Sunday, December 02, 2007

Scenes from Chichen Itza

Temple of Kukulcan

The Nunnery

Temple of the Warriors

The Observatory

The wall of skulls - this one is for Papa Herman!

And of couse, one for that sports fiend Jaquandor - The Ball Court!

Saturday, December 01, 2007

Belladonna in Braids


We had quite a fun time going into Cancun. I know just enough survival Spanish to be able to get by. We felt ever so resourceful to figure out the bus system. The tourists taking excursions pay $50 each way in a cab or else go on the big tour buses. We walked a few blocks to a bank and asked there how to find a local bus. It cost us less than $4.00 each for the trip. We wandered all over, had lunch, then found our way back. I've had enough of Cancun for a lifetime. Too commercial for my tastes. Had many of the same businesses I'd see at home - Blockbuster, GNC, Sears, McDonalds.
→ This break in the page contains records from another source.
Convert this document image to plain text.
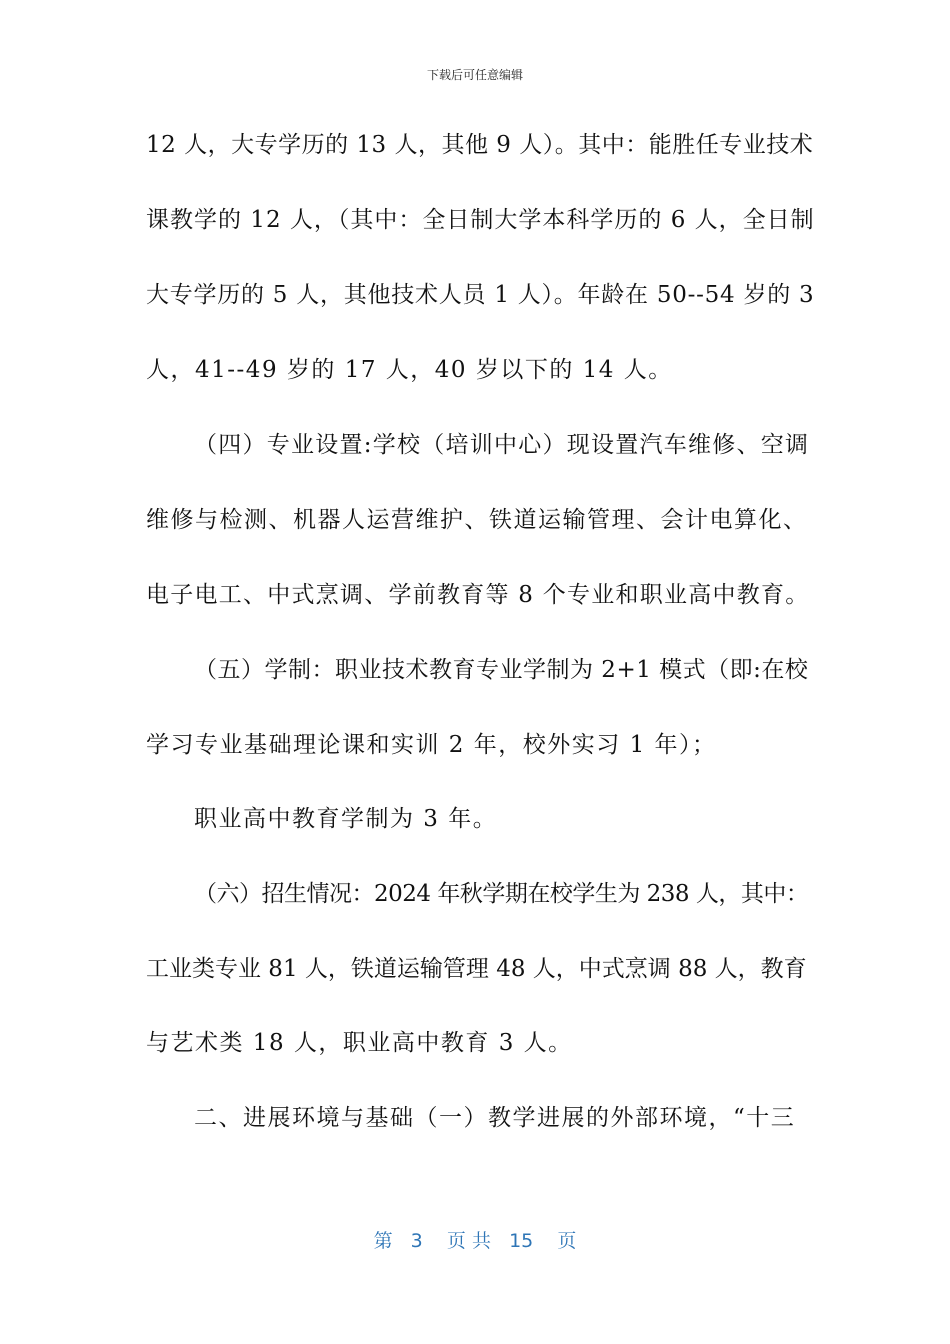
下载后可任意编辑
12 人，大专学历的 13 人，其他 9 人）。其中：能胜任专业技术
课教学的 12 人，（其中：全日制大学本科学历的 6 人，全日制
大专学历的 5 人，其他技术人员 1 人）。年龄在 50--54 岁的 3
人，41--49 岁的 17 人，40 岁以下的 14 人。
（四）专业设置:学校（培训中心）现设置汽车维修、空调
维修与检测、机器人运营维护、铁道运输管理、会计电算化、
电子电工、中式烹调、学前教育等 8 个专业和职业高中教育。
（五）学制：职业技术教育专业学制为 2+1 模式（即:在校
学习专业基础理论课和实训 2 年，校外实习 1 年）；
职业高中教育学制为 3 年。
（六）招生情况：2024 年秋学期在校学生为 238 人，其中：
工业类专业 81 人，铁道运输管理 48 人，中式烹调 88 人，教育
与艺术类 18 人，职业高中教育 3 人。
二、进展环境与基础（一）教学进展的外部环境，“十三
第   3    页 共   15    页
Playa del Carmen is quite developed in terms of the number of resorts, but at least it feels and looks more like Mexico.

On the way home last night we wandered all over 5th street, the shopping district that is blocked off so it is restricted to pedestrians. I had one of the vendors there do my hair all in braids. Larry says I look like Bo Derek in the movie "10". Um. No. But it was fun and will keep my hair out of my face as I go hiking, swimming, etc. I will DEFINITELY be taking it out as soon as I get home.

Today we go to Chichen Itza and then on Monday we go to Xceret. We are having a fabulous time. I hear it is snowing at home. Do I really have to go back??

Chicken Trees

I have come to the conclusion that Edward Scissor Hands is alive and well in Playa de Carmen. Yesterday we took a bus into Cancun to do some exploring and have lunch. I had to smile at the trees shaped like chickens all along the median next to the road. This photo is rather blurry since I snapped it through the bus window as we moved rather fast, but I just couldn't resist.

Thursday, November 29, 2007

Hola Amigos!



Monday, November 26, 2007

Mexico Bound

My bags are all packed and I'm about ready to head out the door. We'll rest for a few hours and then around 3AM head off for the airport in Pasco. This time tomorrow we'll be in Playa del Carmen, Mexico. I'm EXCITED! I'm very much looking forward to seeing the Mayan ruins at Tulum and Chichen Itza. My beloved is looking forward to some scuba diving while I lay on a beach reading a couple good books. We'll explore the jungle and possible take a day over to the litte fishing village of Isla Mujeres. This should be a good trip. We'll celebrate our anniversary and beloved's birthday. We'll hopefully have a nice mix of adventure and relaxation. I'm ready to go be WARM next to azure blue waters.
I should have some nice pictures to post when I get back. Adios for now!